In reaching this decision, the EEOC held, "[s]exual orientation discrimination is sex discrimination because it necessarily entails treating an employee less favorably because of the employee's sex."  In reaching its conclusion, the Commission held "[d]discrimination on the basis of sexual orientation is premised on sex-based preferences, assumptions, expectations, stereotypes, or norms.  'Sexual Orientation' as a concept cannot be defined or understood without reference to sex," which is language from the landmark Supreme Court case of PriceWaterhouse v. Hopkins, 490 U.S. 228 (1989). 

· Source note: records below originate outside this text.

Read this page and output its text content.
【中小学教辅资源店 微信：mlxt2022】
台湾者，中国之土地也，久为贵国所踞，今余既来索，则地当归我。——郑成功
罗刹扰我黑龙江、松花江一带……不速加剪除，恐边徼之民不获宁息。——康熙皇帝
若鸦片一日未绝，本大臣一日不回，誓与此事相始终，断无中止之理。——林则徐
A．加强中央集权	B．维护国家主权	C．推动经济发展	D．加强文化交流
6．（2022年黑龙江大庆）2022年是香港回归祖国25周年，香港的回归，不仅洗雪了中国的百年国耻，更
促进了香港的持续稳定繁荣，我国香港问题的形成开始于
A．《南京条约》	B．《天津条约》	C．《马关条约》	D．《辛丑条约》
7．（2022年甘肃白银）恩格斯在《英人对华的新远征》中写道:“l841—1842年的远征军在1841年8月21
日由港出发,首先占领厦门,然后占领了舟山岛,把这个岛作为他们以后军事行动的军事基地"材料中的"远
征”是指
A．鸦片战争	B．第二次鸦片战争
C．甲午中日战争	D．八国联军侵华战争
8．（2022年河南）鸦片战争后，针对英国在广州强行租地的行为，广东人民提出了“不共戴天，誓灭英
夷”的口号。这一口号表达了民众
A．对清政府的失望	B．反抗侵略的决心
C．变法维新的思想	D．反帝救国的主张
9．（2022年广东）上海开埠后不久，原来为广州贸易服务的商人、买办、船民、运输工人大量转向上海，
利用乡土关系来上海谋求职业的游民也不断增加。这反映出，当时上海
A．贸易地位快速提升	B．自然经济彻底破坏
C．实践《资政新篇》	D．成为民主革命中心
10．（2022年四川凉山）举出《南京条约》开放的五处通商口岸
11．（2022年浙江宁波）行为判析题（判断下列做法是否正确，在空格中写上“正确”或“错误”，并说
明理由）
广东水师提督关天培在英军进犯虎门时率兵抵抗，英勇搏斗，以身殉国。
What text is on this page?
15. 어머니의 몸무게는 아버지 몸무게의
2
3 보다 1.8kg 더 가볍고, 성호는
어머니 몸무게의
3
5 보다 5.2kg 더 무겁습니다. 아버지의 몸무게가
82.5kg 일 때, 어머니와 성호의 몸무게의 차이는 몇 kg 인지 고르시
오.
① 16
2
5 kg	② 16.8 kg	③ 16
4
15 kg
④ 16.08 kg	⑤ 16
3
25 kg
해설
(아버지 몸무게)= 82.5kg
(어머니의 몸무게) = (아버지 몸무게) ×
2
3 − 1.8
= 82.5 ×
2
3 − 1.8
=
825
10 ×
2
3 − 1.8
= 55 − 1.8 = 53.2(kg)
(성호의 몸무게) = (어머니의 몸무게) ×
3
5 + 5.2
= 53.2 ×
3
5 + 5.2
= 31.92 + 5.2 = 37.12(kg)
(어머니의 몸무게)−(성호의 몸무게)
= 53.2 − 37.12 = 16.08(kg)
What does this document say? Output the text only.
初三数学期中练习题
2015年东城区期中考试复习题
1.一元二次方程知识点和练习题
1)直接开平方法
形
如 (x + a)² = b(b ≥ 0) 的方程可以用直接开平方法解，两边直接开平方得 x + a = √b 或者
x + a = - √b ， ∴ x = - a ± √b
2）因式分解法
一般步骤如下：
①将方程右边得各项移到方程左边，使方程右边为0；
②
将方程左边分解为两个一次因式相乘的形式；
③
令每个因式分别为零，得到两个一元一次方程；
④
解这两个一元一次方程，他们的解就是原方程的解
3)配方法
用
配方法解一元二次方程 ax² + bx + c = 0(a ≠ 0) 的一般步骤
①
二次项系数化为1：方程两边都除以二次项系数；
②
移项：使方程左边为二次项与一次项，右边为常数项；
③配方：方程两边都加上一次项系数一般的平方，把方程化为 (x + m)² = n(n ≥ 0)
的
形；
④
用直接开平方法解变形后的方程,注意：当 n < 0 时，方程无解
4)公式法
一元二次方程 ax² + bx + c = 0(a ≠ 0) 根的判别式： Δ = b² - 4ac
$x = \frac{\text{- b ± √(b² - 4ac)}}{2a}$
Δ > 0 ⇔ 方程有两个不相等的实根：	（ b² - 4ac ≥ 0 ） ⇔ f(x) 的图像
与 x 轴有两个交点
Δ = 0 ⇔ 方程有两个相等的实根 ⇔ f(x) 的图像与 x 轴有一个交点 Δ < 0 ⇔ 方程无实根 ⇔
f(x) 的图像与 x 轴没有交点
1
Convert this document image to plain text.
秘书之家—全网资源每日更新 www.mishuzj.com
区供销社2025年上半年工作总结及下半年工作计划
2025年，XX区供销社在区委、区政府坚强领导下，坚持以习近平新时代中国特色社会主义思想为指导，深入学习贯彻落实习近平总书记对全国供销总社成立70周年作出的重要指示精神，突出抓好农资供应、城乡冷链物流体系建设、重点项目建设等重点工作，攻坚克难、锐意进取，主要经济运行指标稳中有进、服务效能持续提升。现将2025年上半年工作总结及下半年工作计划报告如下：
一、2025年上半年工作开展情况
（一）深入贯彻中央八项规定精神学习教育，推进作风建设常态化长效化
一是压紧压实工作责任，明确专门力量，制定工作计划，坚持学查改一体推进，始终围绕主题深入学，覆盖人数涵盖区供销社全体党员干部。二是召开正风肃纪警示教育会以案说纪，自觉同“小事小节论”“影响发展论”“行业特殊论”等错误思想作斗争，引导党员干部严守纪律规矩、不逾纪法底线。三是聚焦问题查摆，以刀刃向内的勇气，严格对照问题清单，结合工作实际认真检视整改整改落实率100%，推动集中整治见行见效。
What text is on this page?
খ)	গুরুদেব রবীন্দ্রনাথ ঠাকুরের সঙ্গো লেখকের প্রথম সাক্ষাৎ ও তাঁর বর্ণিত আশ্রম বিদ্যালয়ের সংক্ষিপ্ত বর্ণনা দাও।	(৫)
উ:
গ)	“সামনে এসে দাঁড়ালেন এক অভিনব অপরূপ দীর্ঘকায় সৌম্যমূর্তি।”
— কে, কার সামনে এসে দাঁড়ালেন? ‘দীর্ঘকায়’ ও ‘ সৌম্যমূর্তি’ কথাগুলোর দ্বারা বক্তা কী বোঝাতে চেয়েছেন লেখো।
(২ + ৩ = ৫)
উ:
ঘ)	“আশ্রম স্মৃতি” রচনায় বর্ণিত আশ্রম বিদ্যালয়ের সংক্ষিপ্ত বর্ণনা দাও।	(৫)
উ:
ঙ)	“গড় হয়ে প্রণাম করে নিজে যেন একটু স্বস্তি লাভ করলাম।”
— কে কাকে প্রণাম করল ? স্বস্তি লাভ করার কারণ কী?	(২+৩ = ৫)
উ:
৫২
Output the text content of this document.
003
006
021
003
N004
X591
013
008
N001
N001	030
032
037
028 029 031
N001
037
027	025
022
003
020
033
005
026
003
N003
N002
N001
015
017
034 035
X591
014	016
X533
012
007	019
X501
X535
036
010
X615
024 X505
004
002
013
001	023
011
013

The EEOC also addressed previous court decisions that rejected the argument that Title VII applied to sexual orientation discrimination because Congress, in 1964, did not intend Title VII to apply to sexual orientation and, therefore, Title VII could not be interpreted to prohibit such discrimination. The EEOC also rejected other court of appeals decisions that relied on the fact that Congress has  debated, but not yet passed, legislation explicitly providing protections for sexual orientation (referring to the Employment Non-Discrimination Act (ENDA)), holding instead:

[t]he idea that congressional action is required (and inaction is therefore instructive in part) rests on the notion that protection against sexual orientation discrimination under Title VII would create a new class of covered persons.  But analogous case law confirms this is not true.  When courts held that Title VII protected persons who were discriminated against because of their relationships with persons of another race, the courts did not thereby create a new protected class of "people in interracial relationships."

The EEOC referring to associational discrimination.  A very interesting decision and it may be nigh time for the U.S. Supreme Court to address the issue if ENDA continues to be shelved in Congress.

The case is Complainant v. Foxx, E.E.O.C., Appeal No. 0120133080 (July 16, 2015).